Storing related accounts data in the TOML files. Visualization. NetworkX graph

Until this point, i stored accounts and their secret data in .ini, .csv, .txt, .pem files and etc., for example credentials, access keys, certificates. Many simple things can be described by and stored in those file types, but accounts have been getting more and more interrelated and their secret data changed frequently. In such a case, having some typed data, accounts references and sub-properties becomes a necessity and requires me to take somewhat capable of providing it. TOML is capable of.

Basically, .toml file is a tree structure document that can contain strings, integers, booleans, lists, and dictionaries. All of them extend the capabilities of storing multiple account data of a service in one file. Two other benefits i find very handy about TOML are Python 3.11 includes the toml parser in the standard library and its ABNF specification is around 250 lines.

Accounts interrelation. That's quite natural when many services are used with multiple accounts. These accounts can arbitrarily relate to each other. With TOML specification a relation could be a key with a string value or list of strings of filenames.
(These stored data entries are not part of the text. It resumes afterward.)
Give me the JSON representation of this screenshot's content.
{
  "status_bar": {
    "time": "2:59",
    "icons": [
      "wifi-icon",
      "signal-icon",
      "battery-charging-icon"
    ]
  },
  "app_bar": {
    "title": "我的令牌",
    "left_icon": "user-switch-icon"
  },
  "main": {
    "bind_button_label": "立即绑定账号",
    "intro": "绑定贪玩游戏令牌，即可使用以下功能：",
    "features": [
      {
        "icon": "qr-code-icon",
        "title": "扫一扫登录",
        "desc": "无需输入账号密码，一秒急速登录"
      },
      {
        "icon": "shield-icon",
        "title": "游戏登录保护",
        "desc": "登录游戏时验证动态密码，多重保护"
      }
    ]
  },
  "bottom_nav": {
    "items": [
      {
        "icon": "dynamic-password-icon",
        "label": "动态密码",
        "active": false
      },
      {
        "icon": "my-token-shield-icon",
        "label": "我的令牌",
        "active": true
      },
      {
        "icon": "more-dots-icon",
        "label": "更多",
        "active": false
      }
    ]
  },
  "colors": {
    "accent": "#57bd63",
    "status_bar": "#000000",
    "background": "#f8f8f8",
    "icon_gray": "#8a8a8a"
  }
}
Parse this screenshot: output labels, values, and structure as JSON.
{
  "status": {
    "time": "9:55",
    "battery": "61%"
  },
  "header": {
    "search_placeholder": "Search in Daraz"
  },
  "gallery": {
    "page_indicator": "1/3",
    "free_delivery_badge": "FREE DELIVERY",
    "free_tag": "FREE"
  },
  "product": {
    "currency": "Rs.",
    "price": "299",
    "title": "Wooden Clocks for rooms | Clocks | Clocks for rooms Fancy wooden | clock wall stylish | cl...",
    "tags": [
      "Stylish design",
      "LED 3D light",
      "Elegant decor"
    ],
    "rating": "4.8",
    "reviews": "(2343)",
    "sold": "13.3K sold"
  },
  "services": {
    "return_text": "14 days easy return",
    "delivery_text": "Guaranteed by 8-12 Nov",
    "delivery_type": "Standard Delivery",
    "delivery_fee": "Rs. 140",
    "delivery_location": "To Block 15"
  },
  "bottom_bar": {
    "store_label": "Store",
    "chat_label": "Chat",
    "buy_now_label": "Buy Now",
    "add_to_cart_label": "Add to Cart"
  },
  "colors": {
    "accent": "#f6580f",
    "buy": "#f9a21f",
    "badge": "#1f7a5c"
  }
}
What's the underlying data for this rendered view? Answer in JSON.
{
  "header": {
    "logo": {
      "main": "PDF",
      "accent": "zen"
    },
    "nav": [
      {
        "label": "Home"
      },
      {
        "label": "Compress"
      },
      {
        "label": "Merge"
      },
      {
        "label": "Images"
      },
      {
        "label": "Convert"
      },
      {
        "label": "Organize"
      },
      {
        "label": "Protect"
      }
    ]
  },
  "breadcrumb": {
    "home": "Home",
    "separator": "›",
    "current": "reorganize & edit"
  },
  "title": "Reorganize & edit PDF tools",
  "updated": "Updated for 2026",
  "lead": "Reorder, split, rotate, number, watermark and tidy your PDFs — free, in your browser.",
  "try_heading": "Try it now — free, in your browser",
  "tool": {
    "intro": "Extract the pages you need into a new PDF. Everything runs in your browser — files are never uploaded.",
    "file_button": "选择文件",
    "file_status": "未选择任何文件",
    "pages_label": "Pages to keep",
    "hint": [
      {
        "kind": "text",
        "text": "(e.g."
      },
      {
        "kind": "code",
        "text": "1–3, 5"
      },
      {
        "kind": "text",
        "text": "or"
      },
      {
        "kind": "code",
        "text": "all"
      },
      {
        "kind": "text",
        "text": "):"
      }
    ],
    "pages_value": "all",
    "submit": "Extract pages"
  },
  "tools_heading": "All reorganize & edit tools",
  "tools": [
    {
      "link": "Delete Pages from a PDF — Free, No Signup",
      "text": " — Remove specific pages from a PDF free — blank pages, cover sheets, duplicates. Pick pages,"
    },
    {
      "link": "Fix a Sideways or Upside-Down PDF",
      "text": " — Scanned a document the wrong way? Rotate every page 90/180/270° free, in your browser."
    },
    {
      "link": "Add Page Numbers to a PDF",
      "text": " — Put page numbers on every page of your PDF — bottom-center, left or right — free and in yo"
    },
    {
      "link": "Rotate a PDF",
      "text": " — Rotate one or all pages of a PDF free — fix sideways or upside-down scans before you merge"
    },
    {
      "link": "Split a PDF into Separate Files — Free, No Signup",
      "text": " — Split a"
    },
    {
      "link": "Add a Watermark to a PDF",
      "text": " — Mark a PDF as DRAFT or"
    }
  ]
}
In regard to all those features, i need some automation to check the relations for integrity and reduce manual check operations, at least. So, here below i share what i've implemented and its demonstration.

References and a checker

The relations are references to the related files as a string value or a values list. A few minimalistic rules, as a toml file is a tree structure the references can be assigned for each node. Duplications are allowed.

Here is the .toml sample to depict the idea:

reference = "path/to/email.toml"

[sub-section]
references = ["path/to/creds.csv", "path/to/cert.pem"]

[sub-section-ext]
references = ["path/to/email.toml"]

This is the checker references.py . It scans a folder for the toml files, reads them with toml , follows the references and checks for ref files to exist. Two kinds of commands to run with typer , a text output for a quick check and a visual output, a networkx graph on matplotlib , to understand the accounts structure and see any issues.

Demonstration

Steps from the very basic to the point when errors occur.

Accounts data folder

The tree output of a sample folder with interrelated accounts in the toml files which i scanned by the checker.

$ tree secrets
secrets
├── acc1.toml
├── acc2.toml
├── acc3.toml
...
├── accs.csv
├── backup-codes.txt
├── backup-key.txt
├── fin2.toml
├── lic.toml
├── mail2.toml
├── mail-pri.asc
├── mail-sec.asc
├── mail.toml
├── mobile.toml
└── subs.csv

Text output

Basically, for fast and regular reference checking a text output is enough to see a current integrity state.

$ python references.py check secrets
[info     ] Reference exists.              node=PosixPath('secrets/acc15.toml') reference=mail.toml
[info     ] Reference exists.              node=PosixPath('secrets/acc6.toml') reference=mobile.toml
[info     ] Reference exists.              node=PosixPath('secrets/mail.toml') reference=mail-pri.asc
[info     ] Reference exists.              node=PosixPath('secrets/acc4.toml') reference=backup-codes.txt
...
[info     ] Success.

It the best case, when the state is fine an output shouldn't be read but signals success.

Visual graph output

Along with it, a text output isn't good at understanding relations structure while visualizing it as a graph is. Not much interpretation is needed when you see what the nodes are, where, and how connected.

For a first step, it is worth visualizing the entire picture of the sample folder.

$ python references.py create-plot secrets
$ python references.py create-plot --relations secrets
Initial Relations

Both appearances are chaotic even with the relation edges. Color differs on a file type. Purple is the toml type and the others are cyan. It's clear here to conclude that a node on the bottom right is the most related.

The first step depicted how the accounts are interrelated. Next, two improvements are added, the Kamada Kawai nodes layout to group them all around the centers and emphasizing by increasing their size.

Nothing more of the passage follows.